Once upon a time I announced in this column that the Packer clan, though unspectacular, had at least proved harmless. “No major criminal,” I wrote, “was ever called Packer.” Maybe I was getting a bit above myself when I said that, for I have had to eat my words. A letter from Vienna, Austria, cut me down to size.
“One of the most famous criminals of Colorado—nay, American—history bears your name,” I read.
“Alferd E. Packer is the only man in American history to be tried and convicted of cannibalism. He was a mountain guide who took three men into the Rockies for dinner (literally).”
Well, chase my Aunt Fanny round the gasworks, as British vaudevillians used to say.
“Why,” continued the letter, “you probably didn’t know that there is an ‘Alferd E. Packer Memorial Dining Hall’ on the Colorado University Denver campus!”
No, sir, I didn’t; and frankly, it is not something I would have expected.
“Hope this enlightening tidbit brightens your next family gathering.” Thank you friend, for your kind thought.
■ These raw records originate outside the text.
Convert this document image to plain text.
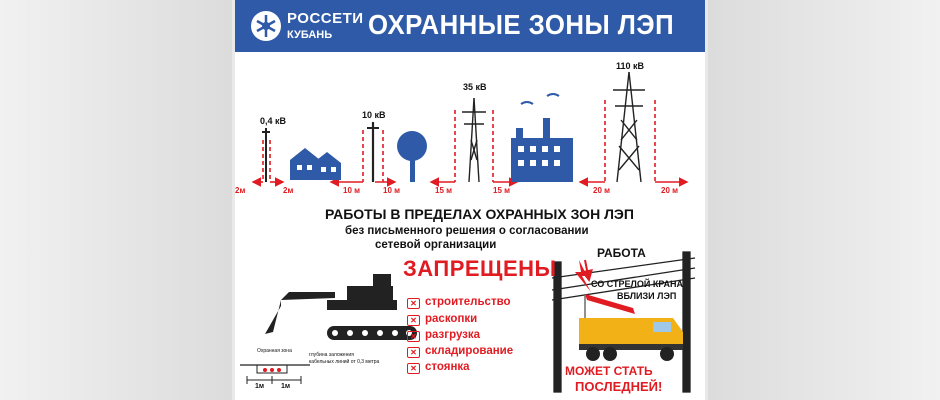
РОССЕТИ
КУБАНЬ ОХРАННЫЕ ЗОНЫ ЛЭП
0,4 кВ
10 кВ
35 кВ
110 кВ
2м	2м	10 м	10 м	15 м	15 м	20 м	20 м
РАБОТЫ В ПРЕДЕЛАХ ОХРАННЫХ ЗОН ЛЭП
без письменного решения о согласовании
сетевой организации
ЗАПРЕЩЕНЫ
✕ строительство
✕ раскопки
✕ разгрузка
✕ складирование
✕ стоянка
РАБОТА
СО СТРЕЛОЙ КРАНА
ВБЛИЗИ ЛЭП
МОЖЕТ СТАТЬ
ПОСЛЕДНЕЙ!
Охранная зона
глубина заложения
кабельных линий от 0,3 метра
1м 1м
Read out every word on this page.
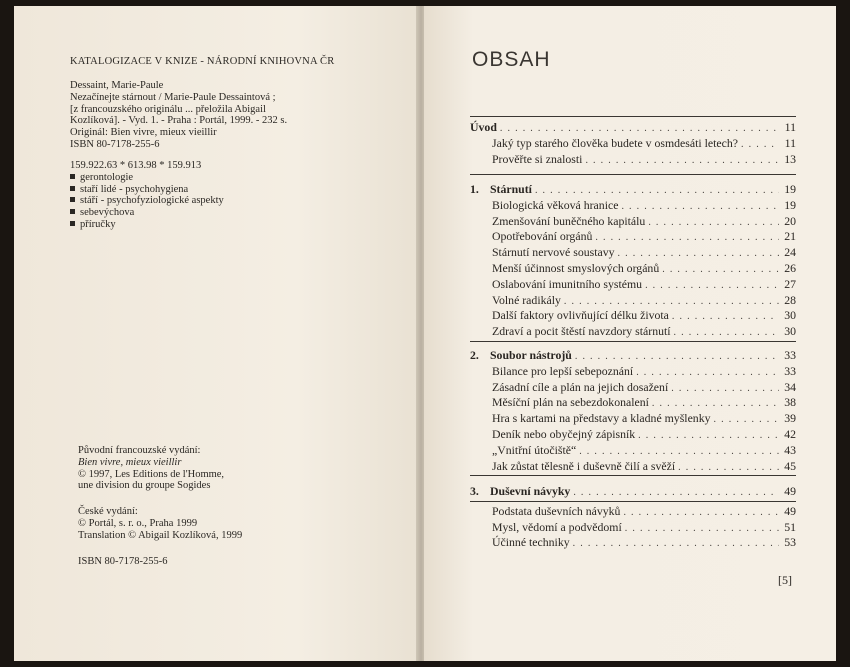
KATALOGIZACE V KNIZE - NÁRODNÍ KNIHOVNA ČR
Dessaint, Marie-Paule
Nezačínejte stárnout / Marie-Paule Dessaintová ;
[z francouzského originálu ... přeložila Abigail
Kozlíková]. - Vyd. 1. - Praha : Portál, 1999. - 232 s.
Originál: Bien vivre, mieux vieillir
ISBN 80-7178-255-6
159.922.63 * 613.98 * 159.913
gerontologie
staří lidé - psychohygiena
stáří - psychofyziologické aspekty
sebevýchova
příručky
Původní francouzské vydání:
Bien vivre, mieux vieillir
© 1997, Les Editions de l'Homme,
une division du groupe Sogides
České vydání:
© Portál, s. r. o., Praha 1999
Translation © Abigail Kozlíková, 1999
ISBN 80-7178-255-6
OBSAH
Úvod . . .	11
Jaký typ starého člověka budete v osmdesáti letech? . . .	11
Prověřte si znalosti . . .	13
1. Stárnutí . . .	19
Biologická věková hranice . . .	19
Zmenšování buněčného kapitálu . . .	20
Opotřebování orgánů . . .	21
Stárnutí nervové soustavy . . .	24
Menší účinnost smyslových orgánů . . .	26
Oslabování imunitního systému . . .	27
Volné radikály . . .	28
Další faktory ovlivňující délku života . . .	30
Zdraví a pocit štěstí navzdory stárnutí . . .	30
2. Soubor nástrojů . . .	33
Bilance pro lepší sebepoznání . . .	33
Zásadní cíle a plán na jejich dosažení . . .	34
Měsíční plán na sebezdokonalení . . .	38
Hra s kartami na představy a kladné myšlenky . . .	39
Deník nebo obyčejný zápisník . . .	42
„Vnitřní útočiště“ . . .	43
Jak zůstat tělesně i duševně čilí a svěží . . .	45
3. Duševní návyky . . .	49
Podstata duševních návyků . . .	49
Mysl, vědomí a podvědomí . . .	51
Účinné techniky . . .	53
[5]
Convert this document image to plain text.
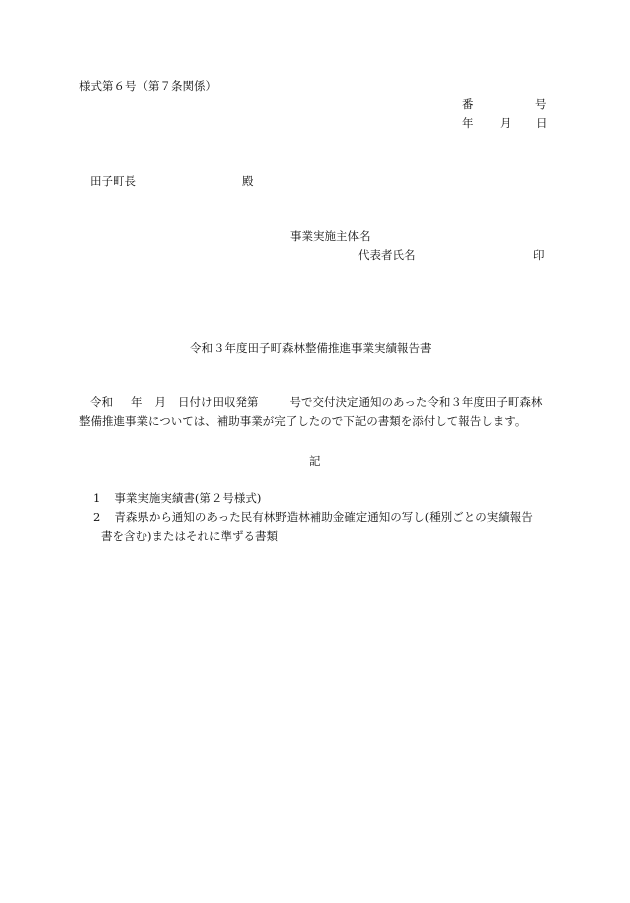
様式第６号（第７条関係）
番	号
年 月 日
田子町長	殿
事業実施主体名
代表者氏名	印
令和３年度田子町森林整備推進事業実績報告書
令和 年 月 日付け田収発第	号で交付決定通知のあった令和３年度田子町森林
整備推進事業については、補助事業が完了したので下記の書類を添付して報告します。
記
1 事業実施実績書(第２号様式)
2 青森県から通知のあった民有林野造林補助金確定通知の写し(種別ごとの実績報告
書を含む)またはそれに準ずる書類
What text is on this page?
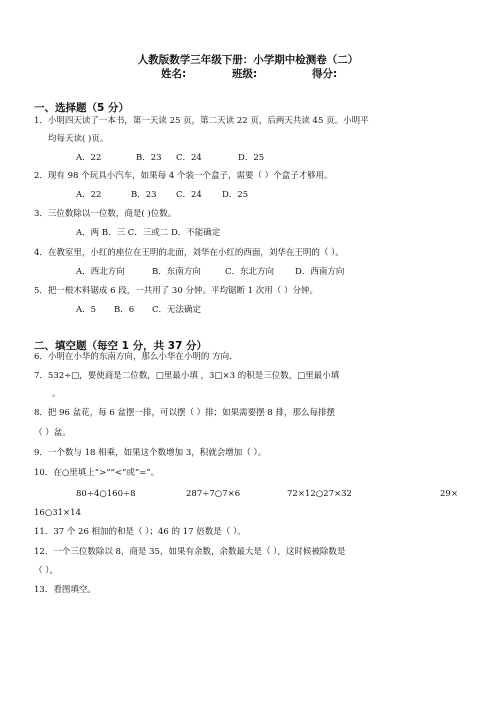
人教版数学三年级下册：小学期中检测卷（二）
姓名:	班级:	得分:
一、选择题（5 分）
1．小明四天读了一本书，第一天读 25 页，第二天读 22 页，后两天共读 45 页。小明平
均每天读( )页。
A．22	B．23 C．24	D．25
2．现有 98 个玩具小汽车，如果每 4 个装一个盒子，需要（ ）个盒子才够用。
A．22	B．23 C．24 D．25
3．三位数除以一位数，商是( )位数。
A．两 B．三 C．三或二 D．不能确定
4．在教室里，小红的座位在王明的北面，刘华在小红的西面，刘华在王明的（ ）。
A．西北方向	B．东南方向	C．东北方向 D．西南方向
5．把一根木料锯成 6 段，一共用了 30 分钟。平均锯断 1 次用（ ）分钟。
A．5 B．6 C．无法确定
二、填空题（每空 1 分，共 37 分）
6．小明在小华的东南方向，那么小华在小明的 方向．
7．532÷□，要使商是二位数，□里最小填 ，3□×3 的积是三位数，□里最小填
。
8．把 96 盆花，每 6 盆摆一排，可以摆（ ）排；如果需要摆 8 排，那么每排摆
（ ）盆。
9．一个数与 18 相乘，如果这个数增加 3，积就会增加（ ）。
10．在○里填上“>”“<”或“=”。
80÷4○160÷8	287÷7○7×6	72×12○27×32	29×
16○31×14
11．37 个 26 相加的和是（ ）；46 的 17 倍数是（ ）。
12．一个三位数除以 8，商是 35，如果有余数，余数最大是（ ），这时候被除数是
（ ）。
13．看图填空。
It is indeed wrong to eat people, whether literally or metaphorically. In Scripture, “eating up” people is a picture of ruining them, not physically killing them, for personal gain. God chillingly portrays this as cannibalism on the part of leading citizens “who tear the skin from my people and the flesh from their bones; who eat my people’s flesh, strip off their skin and break their bones in pieces; who chop them up like meat for the pan, like flesh for the pot” (Mic. 3:2–3). The direct reference is to brutal economic exploitation. But people can be eaten up in other ways, too.
A brilliant man I know regularly eats people in debate. He practices overkill, destroying not only arguments, by logic; but opponents, by ridicule. That is bad. As we should hate the sin yet love the sinner, so we should love the errorist, however little we like his views (even trying to allure that person out of those views). Zeal for truth on other fundamental matters will seem hollow and carnal if we are not equally zealous to love our neighbor even when he errs, as Christ requires us to do.
Other ways of eating people include character assassination (watch your gossip); the big squeeze, whereby you pull strings to push out someone whose place you want to take, or whose power you want to grab; and the vendetta, in which you work to destroy someone who has displeased you, or whom you feel to be a threat. (Have you ever been the object of a vendetta? I have; it is no fun.)
Are these ways of eating people found among Bible-believing Christians, in faithful, gospel-preaching churches? Are there pastors and ex-pastors whose ministries have been ruined through being eaten—eaten alive, they would say—by members of their congregations who behaved in one or other of these ways? I think you know the answer. Does such behavior adorn the gospel and honor the Savior? I think you know the answer to that question, too.
One of the most revolting things I ever saw was one of our children’s hamsters eating its young. Abortion, whereby a mother-to-be uses medical personnel as her agents to “eat up” the small person of whom she gets rid, is the human equivalent. The immorality of the Supreme Court decision of 1973 that gave American women the right to do this particular wrong has often been pointed out. The Supreme Court of Canada has just declared that our fledgling constitution gives Canadian women the same immoral right. To me, as a new Canadian, this also is revolting.
Certainly, neighbor love requires us to care for women in trouble, and as all Christians know—pastors, in particular—some pregnancy troubles are truly horrific. But a pregnant woman constitutes two neighbors to be loved, not just one, and it is not neighbor love to help one eat up the other. Even when the law scandalously allows it, eating people remains wrong.
When will North America see this? O Lord, how long?